Le juridiction a fait une appréciation insuffisante du préjudice.
Il convient d’allouer de ce chef une somme de 3500 €.
4. Sur les frais d’expertise amiable, les frais de constat et les demandes accessoires.
Dans la mesure où les deux expertises amiables visées par M. X, celle de M. A du 31 mars 2017 et celle de M. Y, du 11 décembre 2018, et les deux constats dressés par Maître Z en mars 2018 et en janvier 2019, ont participé à la preuve des désordres, à la réaction du bailleur et à l’indemnisation du préjudice de jouissance comme il est fait -ci-dessus, il est légitime d’en inclure le coût dans les frais non compris dans les dépens qui seront ainsi fixés à hauteur de 2500 €.

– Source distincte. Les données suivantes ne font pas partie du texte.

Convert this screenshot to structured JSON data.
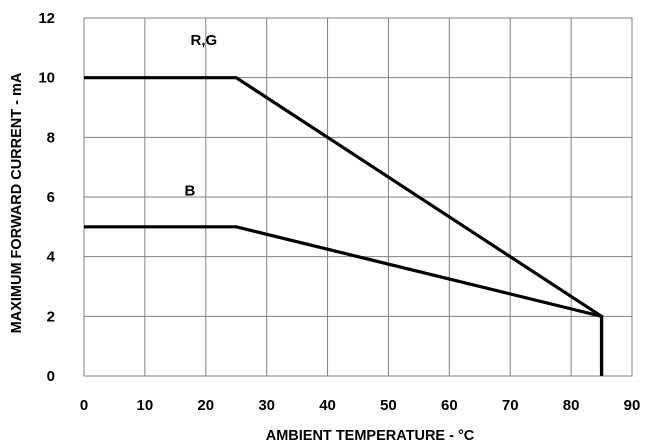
{
  "chart_data": {
    "type": "line",
    "title": "",
    "xlabel": "AMBIENT TEMPERATURE - °C",
    "ylabel": "MAXIMUM FORWARD CURRENT - mA",
    "xlim": [
      0,
      90
    ],
    "ylim": [
      0,
      12
    ],
    "xticks": [
      0,
      10,
      20,
      30,
      40,
      50,
      60,
      70,
      80,
      90
    ],
    "yticks": [
      0,
      2,
      4,
      6,
      8,
      10,
      12
    ],
    "grid": true,
    "series": [
      {
        "name": "R,G",
        "x": [
          0,
          25,
          85,
          85
        ],
        "y": [
          10,
          10,
          2,
          0
        ]
      },
      {
        "name": "B",
        "x": [
          0,
          25,
          85,
          85
        ],
        "y": [
          5,
          5,
          2,
          0
        ]
      }
    ]
  }
}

M. X qui obtient partiellement gain de cause en appel sera remboursé de ses dépens d’appel.
PAR CES MOTIFS
La cour, statuant publiquement par arrêt contradictoire rendu en dernier ressort,
Confirme le jugement rendu par le tribunal d’instance de Senlis en toutes ses dispositions sauf à porter le montant de la condamnation au titre du préjudice de jouissance de la somme de 1000 € à celle de 3500 €.
Condamne la société anonyme d’HLM Clésence aux dépens d’appel et à payer à M. B X la somme de 2500 € en application de l’article 700 du code de procédure civile.